Analysis of the published genotype 2 COWP gene sequence (GenBank accession numbers Z22537) led to design of two primers (BCOWPF and BCOWPR) to amplify a predicted E-COWP 769-bp fragment, which includes the 553-bp fragment amplified by the previously described Cry15/Cry9 primers (5). Appropriately sized fragments were generated by using the BCOWPF and BCOWPR primer pair from DNA extracted from human fecal samples containing Cryptosporidium genotypes 1, 2, and 3. The three respective amplicons were cloned and sequenced; the sequences are available from GenBank: accession numbers af248741 (genotype 1), af248743 (genotype 2), and af248742 (genotype 3). Identical sequences were obtained from the genotype 2 sequence (accession number Z22537), with the exception of the insertion of three nucleotides.

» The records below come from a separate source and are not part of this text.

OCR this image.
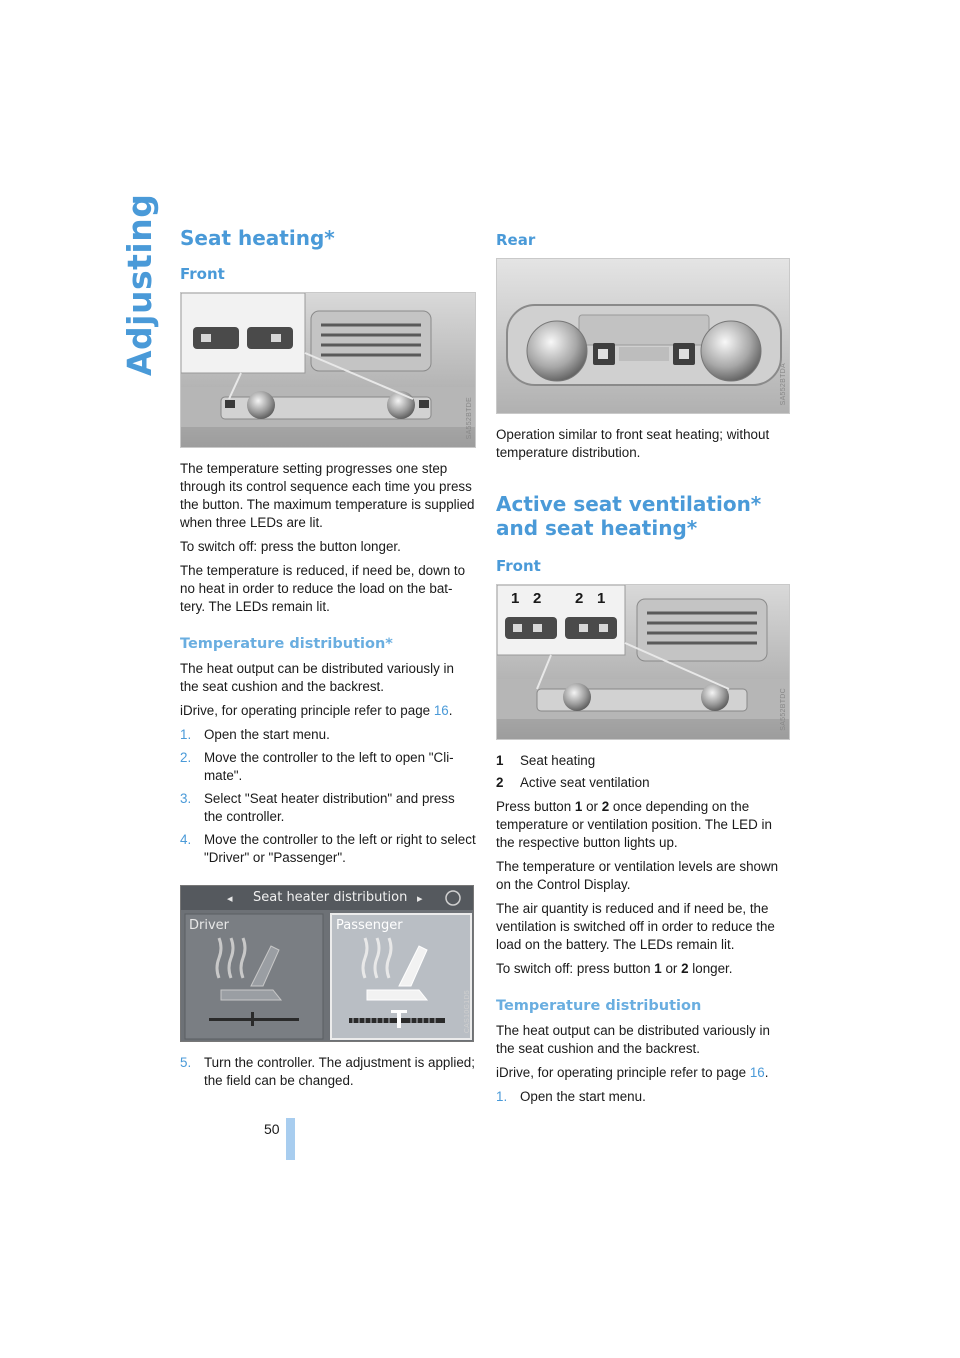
Adjusting Seat heating*
Front
SA552BTDE

The temperature setting progresses one step through its control sequence each time you press the button. The maximum temperature is supplied when three LEDs are lit.

To switch off: press the button longer.

The temperature is reduced, if need be, down to no heat in order to reduce the load on the bat-tery. The LEDs remain lit.

Temperature distribution*

The heat output can be distributed variously in the seat cushion and the backrest.

iDrive, for operating principle refer to page 16.

1. Open the start menu.
2. Move the controller to the left to open "Cli-mate".
3. Select "Seat heater distribution" and press the controller.
4. Move the controller to the left or right to select "Driver" or "Passenger".
◂	▸
Seat heater distribution
Driver	Passenger
CAS10G1D5
5. Turn the controller. The adjustment is applied; the field can be changed.
Rear
SA552BTDA

Operation similar to front seat heating; without temperature distribution.

Active seat ventilation* and seat heating*
Front
1 2 2 1
SA552BTDC
1	Seat heating
2	Active seat ventilation

Press button 1 or 2 once depending on the temperature or ventilation position. The LED in the respective button lights up.

The temperature or ventilation levels are shown on the Control Display.

The air quantity is reduced and if need be, the ventilation is switched off in order to reduce the load on the battery. The LEDs remain lit.

To switch off: press button 1 or 2 longer.

Temperature distribution

The heat output can be distributed variously in the seat cushion and the backrest.

iDrive, for operating principle refer to page 16.

1. Open the start menu.
50
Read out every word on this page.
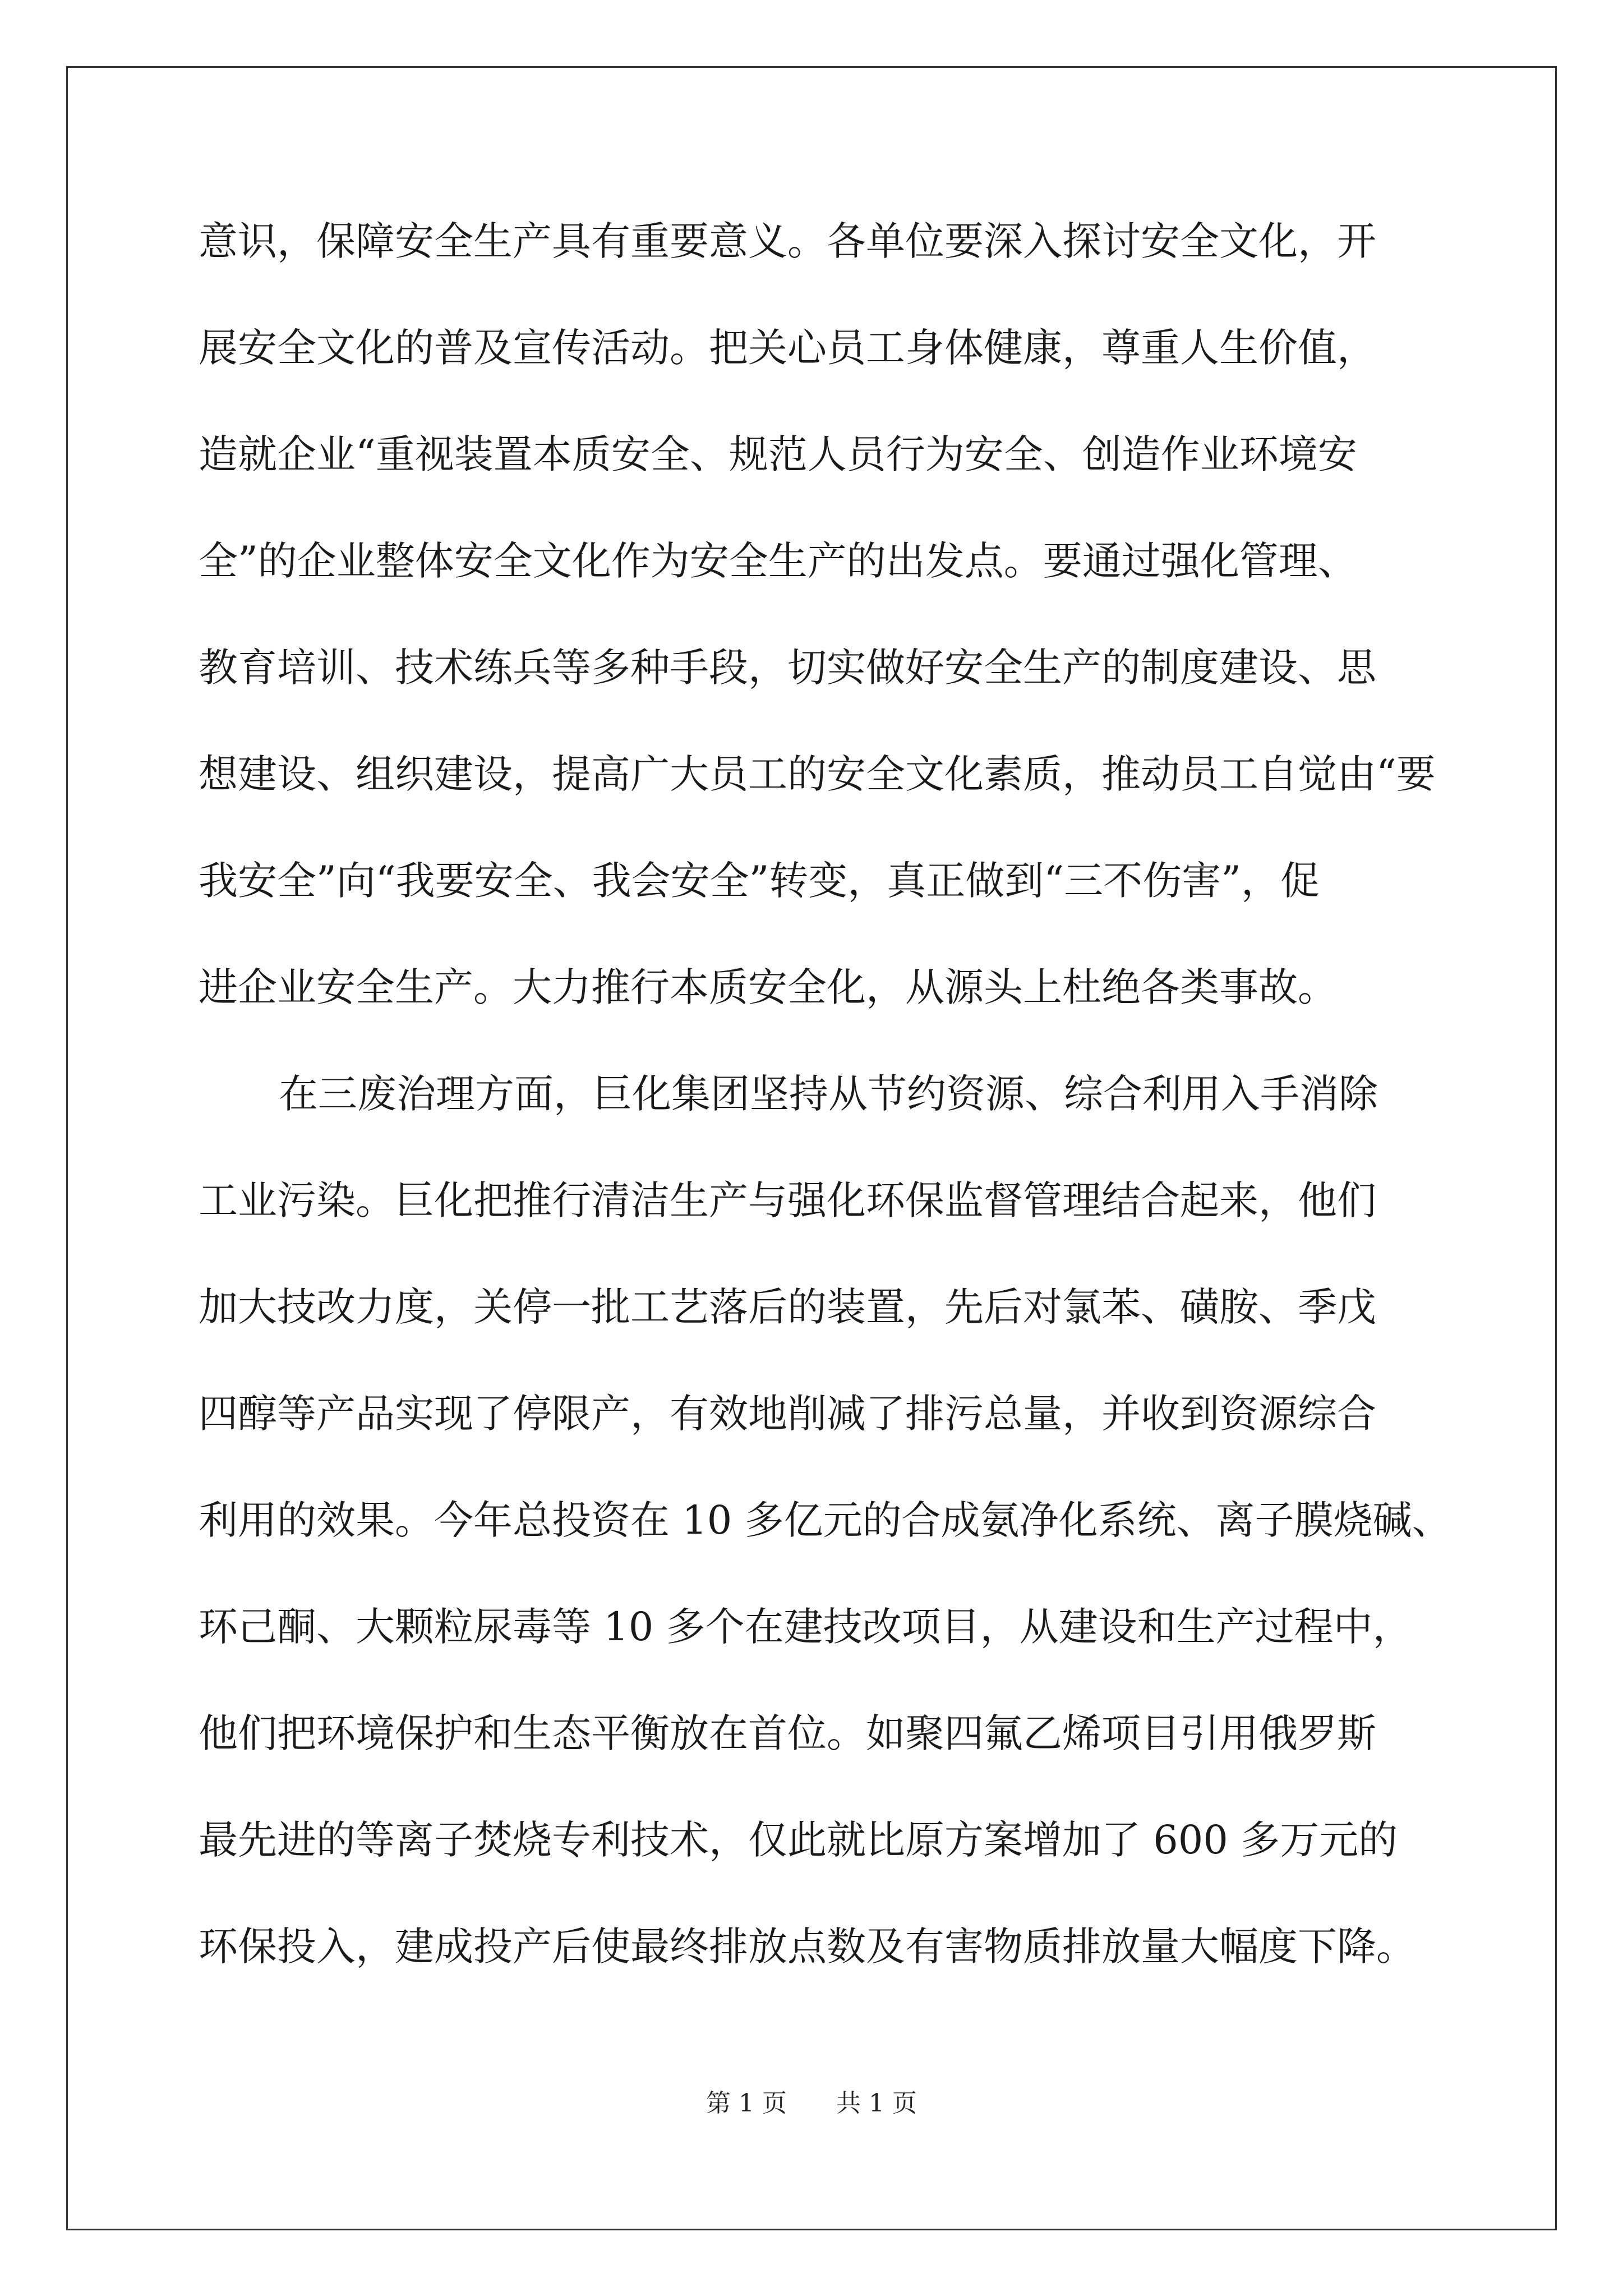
意识，保障安全生产具有重要意义。各单位要深入探讨安全文化，开
展安全文化的普及宣传活动。把关心员工身体健康，尊重人生价值，
造就企业“重视装置本质安全、规范人员行为安全、创造作业环境安
全”的企业整体安全文化作为安全生产的出发点。要通过强化管理、
教育培训、技术练兵等多种手段，切实做好安全生产的制度建设、思
想建设、组织建设，提高广大员工的安全文化素质，推动员工自觉由“要
我安全”向“我要安全、我会安全”转变，真正做到“三不伤害”，促
进企业安全生产。大力推行本质安全化，从源头上杜绝各类事故。
在三废治理方面，巨化集团坚持从节约资源、综合利用入手消除
工业污染。巨化把推行清洁生产与强化环保监督管理结合起来，他们
加大技改力度，关停一批工艺落后的装置，先后对氯苯、磺胺、季戊
四醇等产品实现了停限产，有效地削减了排污总量，并收到资源综合
利用的效果。今年总投资在 10 多亿元的合成氨净化系统、离子膜烧碱、
环己酮、大颗粒尿毒等 10 多个在建技改项目，从建设和生产过程中，
他们把环境保护和生态平衡放在首位。如聚四氟乙烯项目引用俄罗斯
最先进的等离子焚烧专利技术，仅此就比原方案增加了 600 多万元的
环保投入，建成投产后使最终排放点数及有害物质排放量大幅度下降。
第 1 页 共 1 页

The N-COWP amplification procedure for the 553-bp COWP fragment from the 769-bp E-COWP amplicon was developed and initially assessed by using 76 DNA samples extracted from whole human feces, which had been genotyped by using the COWP reaction. Identical results were obtained by the COWP and N-COWP procedures: 28 were genotype 1, 34 genotype 2, and 5 genotype 3; both genotypes 1 and 2 were recovered from nine samples. No amplicons were detected by the N-COWP procedure with DNA extracted from Toxoplasma gondii tachyzoites (two samples), Eimeria tenella oocysts (two samples), and feces containing either Cyclospora oocysts (10 samples) or Giardia cysts (11 samples).

N-COWP by Different PCR Procedures

To assess the sensitivity of PCR procedures for the N-COWP reaction, amplification of DNA was compared with that from the E-COWP, COWP, TRAP-C1, and TRAP-C2, as well as the two 18S rDNA reactions. DNA samples prepared from whole feces were decimally diluted in water to 10^-4, and each dilution was tested by all procedures. Samples were prepared from human feces containing genotypes 1, 2, or 3 and from ovine feces (Moredun strain) containing genotype 2 (Table 1).

The N-COWP reaction strongly amplified DNA from all samples to a dilution of 10^-3, with the exception of the genotype 3 sample, in which amplification was achieved only up to 10^-2 (Table 1). The two 18S rDNA procedures moderately amplified DNA to 10^-3, with the exception of genotype 3, which gave only a weak reaction in the undiluted sample. The three PCRs used for genotyping (COWP, TRAP-C1, and TRAP-C2) all gave weaker signals than the N-COWP procedure, and product was sufficient for restriction enzyme digestion undiluted or at 10^-1, except for genotype 3, in which there was insufficient amplification with all reactions, and COWP, in which there was sufficient amplification from the sample containing genotype 1 to perform genotyping at the 10^-2 dilution (Table 1).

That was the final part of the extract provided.